There are sites of other regulatory factors in the upstream or downstream regions of FXRE in LX‑2 cells base on the results of FXRE wt group and FXRE mut group in Fig 2A, so that high luciferase activity even in DMSO treatment, and GW4064 cannot further activate the reporter gene after activating FXR.The relative luciferase activity (GW/DMSO) of 3×PLIN5 IR-1 group was 10 times higher than that of Vec group, which indicated that PLIN5 IR‑1 could bind to FXR.That FXR can bind to PLIN5 IR‑1 and upregulate the expression of luciferase was determined by the dual luciferase reporter gene system, a highly sensitive detection system,but the regulation of this binding activity on the transcription level of PLIN5 is still unknown.

It was found that the expression level of PLIN5 were increased in LX‑2 after over‑expressing and activating FXR (Fig 4), therefore the formation of lipid droplets and the activation of LX‑2 may be regulated by the up‑expression of PLIN5, but over‑expression of FXR and activation with GW4064 did not restore lipid droplets and inhibit mRNA levels of fibrosis genes α-SMA and Collagen I (Fig 5).Previous studies have shown that FXR can be expressed in rat HSC, HSC‑T6 and LX‑2.FXR/SHP could promote the quiescence and apoptosis of HSC by reducing collagen I, inhibiting fibrogenic signals which are in the downstream signals of AP‑1, inhibiting TIMP‑1, and increasing MMP‑2 activity, thereby preventing the development of liver fibrosis, therefore FXR ligands may be beneficial for the treatment of liver fibrosis[17,18].However, the above researches are not supported by this study, possibly due to the following reasons: on the one hand, it was found that expression level of FXR in LX‑2 cells was very low, which results in no significance in the mRNA level of the FXR target gene SHP after GW4064 treatment (Fig 3A).There may be too high activation level of the in vitro model LX‑2 to get some functions of quiescent state, while get some functions of myofibroblasts, FXR may also be downregulated during this process and only exerts limited biological functions.On the other hand, protein level of PLIN5 induced by exogenous FXR was at a low level (Fig 4), which shows a significant difference compared to the protein level of exogenous PLIN5 in Fig 6.Therefore, the PLIN5 induced by FXR is not sufficient to exert the function in restoring lipid droplets and inhibiting LX‑2 activation.

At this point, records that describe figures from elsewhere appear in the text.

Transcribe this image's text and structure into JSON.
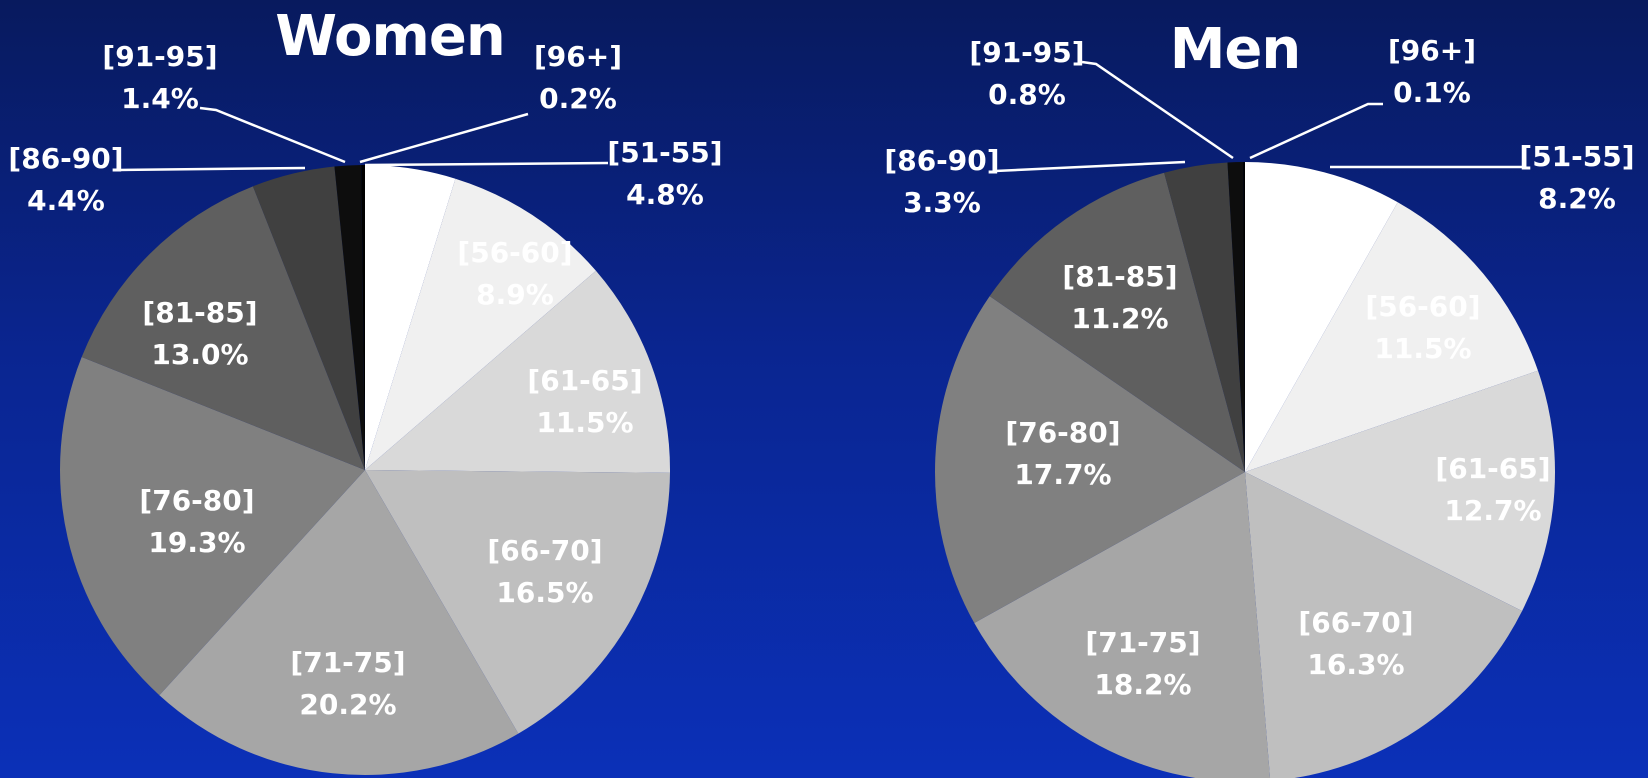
{
  "chart_data": [
    {
      "type": "pie",
      "title": "Women",
      "slices": [
        {
          "label": "[51-55]",
          "pct_text": "4.8%",
          "value": 4.8,
          "color": "#ffffff",
          "label_color": "#ffffff"
        },
        {
          "label": "[56-60]",
          "pct_text": "8.9%",
          "value": 8.9,
          "color": "#f0f0f0",
          "label_color": "#ffffff"
        },
        {
          "label": "[61-65]",
          "pct_text": "11.5%",
          "value": 11.5,
          "color": "#d9d9d9",
          "label_color": "#ffffff"
        },
        {
          "label": "[66-70]",
          "pct_text": "16.5%",
          "value": 16.5,
          "color": "#bfbfbf",
          "label_color": "#ffffff"
        },
        {
          "label": "[71-75]",
          "pct_text": "20.2%",
          "value": 20.2,
          "color": "#a6a6a6",
          "label_color": "#ffffff"
        },
        {
          "label": "[76-80]",
          "pct_text": "19.3%",
          "value": 19.3,
          "color": "#808080",
          "label_color": "#ffffff"
        },
        {
          "label": "[81-85]",
          "pct_text": "13.0%",
          "value": 13.0,
          "color": "#5f5f5f",
          "label_color": "#ffffff"
        },
        {
          "label": "[86-90]",
          "pct_text": "4.4%",
          "value": 4.4,
          "color": "#404040",
          "label_color": "#ffffff"
        },
        {
          "label": "[91-95]",
          "pct_text": "1.4%",
          "value": 1.4,
          "color": "#0d0d0d",
          "label_color": "#ffffff"
        },
        {
          "label": "[96+]",
          "pct_text": "0.2%",
          "value": 0.2,
          "color": "#000000",
          "label_color": "#ffffff"
        }
      ]
    },
    {
      "type": "pie",
      "title": "Men",
      "slices": [
        {
          "label": "[51-55]",
          "pct_text": "8.2%",
          "value": 8.2,
          "color": "#ffffff",
          "label_color": "#ffffff"
        },
        {
          "label": "[56-60]",
          "pct_text": "11.5%",
          "value": 11.5,
          "color": "#f0f0f0",
          "label_color": "#ffffff"
        },
        {
          "label": "[61-65]",
          "pct_text": "12.7%",
          "value": 12.7,
          "color": "#d9d9d9",
          "label_color": "#ffffff"
        },
        {
          "label": "[66-70]",
          "pct_text": "16.3%",
          "value": 16.3,
          "color": "#bfbfbf",
          "label_color": "#ffffff"
        },
        {
          "label": "[71-75]",
          "pct_text": "18.2%",
          "value": 18.2,
          "color": "#a6a6a6",
          "label_color": "#ffffff"
        },
        {
          "label": "[76-80]",
          "pct_text": "17.7%",
          "value": 17.7,
          "color": "#808080",
          "label_color": "#ffffff"
        },
        {
          "label": "[81-85]",
          "pct_text": "11.2%",
          "value": 11.2,
          "color": "#5f5f5f",
          "label_color": "#ffffff"
        },
        {
          "label": "[86-90]",
          "pct_text": "3.3%",
          "value": 3.3,
          "color": "#404040",
          "label_color": "#ffffff"
        },
        {
          "label": "[91-95]",
          "pct_text": "0.8%",
          "value": 0.8,
          "color": "#0d0d0d",
          "label_color": "#ffffff"
        },
        {
          "label": "[96+]",
          "pct_text": "0.1%",
          "value": 0.1,
          "color": "#000000",
          "label_color": "#ffffff"
        }
      ]
    }
  ]
}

That FXR exists in HSC and plays an anti‑fibrotic role was demonstrated by previous studies[19,20].Plin5 is also expressed in freshly isolated mouse primary HSCs.With activation of HSCs,Plin5 rapidly loses along with lipid droplets.Over‑expression of Plin5 can restore lipid droplets and delay HSC activation[9], and the results of Fig 6 also supported that PLIN5 can inhibit the activation of LX‑2.Although FXR showed limited effects in liver fibrosis in vitro model, there were differences between the LX‑2 cell line in vitro and the HSC in vivo.The role of FXR binding to PLIN5 FXRE in HSC activation is unknown in vivo and further research is necessary.

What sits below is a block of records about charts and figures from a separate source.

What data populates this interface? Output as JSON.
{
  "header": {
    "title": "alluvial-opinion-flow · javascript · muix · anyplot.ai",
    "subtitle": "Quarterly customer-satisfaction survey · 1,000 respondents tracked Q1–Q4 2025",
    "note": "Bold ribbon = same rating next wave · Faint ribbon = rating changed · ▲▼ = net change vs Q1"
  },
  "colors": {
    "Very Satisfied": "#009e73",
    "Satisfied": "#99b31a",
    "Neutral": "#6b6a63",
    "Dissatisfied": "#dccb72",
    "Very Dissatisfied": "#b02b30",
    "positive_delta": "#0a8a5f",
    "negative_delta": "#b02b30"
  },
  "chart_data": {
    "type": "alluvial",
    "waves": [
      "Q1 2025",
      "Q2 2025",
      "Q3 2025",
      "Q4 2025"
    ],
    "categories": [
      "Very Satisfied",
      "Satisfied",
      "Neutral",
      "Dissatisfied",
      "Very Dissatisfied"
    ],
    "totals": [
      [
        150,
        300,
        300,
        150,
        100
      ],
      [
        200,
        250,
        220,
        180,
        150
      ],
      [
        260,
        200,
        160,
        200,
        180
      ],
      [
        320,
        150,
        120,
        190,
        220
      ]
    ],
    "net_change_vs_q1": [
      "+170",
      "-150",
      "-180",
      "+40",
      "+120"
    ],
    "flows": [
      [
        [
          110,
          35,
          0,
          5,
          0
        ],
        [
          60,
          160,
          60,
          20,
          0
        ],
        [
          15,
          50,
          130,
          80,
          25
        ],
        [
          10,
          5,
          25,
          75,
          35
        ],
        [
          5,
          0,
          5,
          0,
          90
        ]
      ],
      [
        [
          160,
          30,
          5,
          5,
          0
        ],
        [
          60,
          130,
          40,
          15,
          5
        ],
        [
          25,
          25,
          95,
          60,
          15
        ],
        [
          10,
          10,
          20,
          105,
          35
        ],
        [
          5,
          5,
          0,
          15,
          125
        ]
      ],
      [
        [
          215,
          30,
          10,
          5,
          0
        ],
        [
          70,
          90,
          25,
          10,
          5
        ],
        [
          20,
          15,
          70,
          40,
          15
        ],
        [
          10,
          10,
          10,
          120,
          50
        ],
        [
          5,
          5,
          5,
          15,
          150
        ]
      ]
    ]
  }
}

In summary, this study found that FXR activation can bind to PLIN5 IR‑1 and upregulate the mRNA and protein levels of PLIN5; meanwhile, over‑expression of PLIN5 can downregulate the expression of liver fibrosis genes.Although the effect of FXR in liver fibrosis after upregulating PLIN5 is limited in the model of this study, the effect of FXR in liver fibrosis still cannot be ruled out base on the latest research.The gap in the regulation of lipid metabolism gene PLIN5 by FXR is supplemented by these data, which provide theoretical support for further in vivo research to reveal the mechanism of FXR’s effect in HSC activation and protection against liver fibrosis.

The authors declare that there are no conflict of interests.